Não há tempo para luto. Amor e morte se misturam, sentimentos antagônicos lutam para achar algum tipo de calmaria dentro de mim. Não posso parar de andar; o mundo não me permitiria. O amor que vejo em todas as coisas me impulsiona. Sento brevemente diante de pessoas importantes; elas não me trazem explicação alguma. Olho nos olhos de um homem transtornado em meio a carros destruídos por uma onda de revolta além palavra, além explicação. Eram uns quinhentos, ele diz, e porque ninguém faz nada, ele diz, só deixam quebrar tudo e jogam bombas sobre a gente. O senhor está trabalhando?, me pergunta outra voz. Tá na linha de tiro, qualquer coisa a gente não se responsabiliza. Sussurro dizendo que não tem problema, eu me garanto, muito obrigado. Mas não me garanto de coisa alguma, isso eu bem sei. Que garantia existe em um mês como esse, em um mundo como esse?
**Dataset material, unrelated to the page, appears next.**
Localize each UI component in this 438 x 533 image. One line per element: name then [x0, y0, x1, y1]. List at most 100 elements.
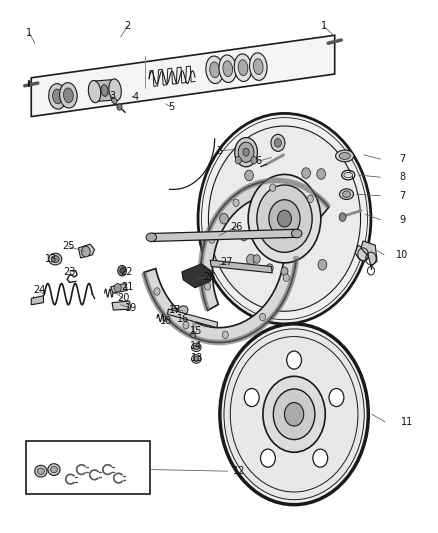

Surge música. Sinto cheiro de pipoca, churrasco, quentão. Consolo efêmero: não será desta vez que a vida fará sentido. Nenhum odor alegre consegue mascarar o cheiro do gás. Não corram, eu grito. Não corram. Mas todos acabam correndo, atropelando uns aos outros, empurrando, gemendo, gritando. Cheios de medo. Alguns cheios de ódio. Contra a parede. Alguns dormem. Passo por dentro de suas casas e peço desculpas, mas sigo andando sem nem saber mais por quê, apenas porque não consigo mais parar de andar. De ver. Sai e vê, diz a besta; eu saio, e vejo. Ando em sentido contrário aos que correm, na exata direção do mundo que explode.

Pego a vida pela mão e a arrasto até uma esquina ligeiramente mais segura. Não há fuga: estamos encurralados. Gás sobe e desce pela rua onde estamos; há ruído e terror em todos os lados. Querem entrar aqui?, nos perguntam da porta de um hotel, que dias depois seria ele também alvo das pedras ausentes de razão. Olho para a vida, ela olha para mim, e ficamos do lado de fora. Não há esconderijo; não há saída senão encarando de frente a confusão.

Respiro fundo. Vamos?, pergunto. E começo a andar de novo, os lábios úmidos com lembranças distantes, uma música absurda tocando repetidamente na minha mente. Uma música que não existe.

Há um toque de humano em tudo que vejo.

Ao fim da jornada, um anjo me dá um doce. É a mais saborosa de todas as iguarias. Como com o coração cheio de gratidão, os olhos voltados para o céu.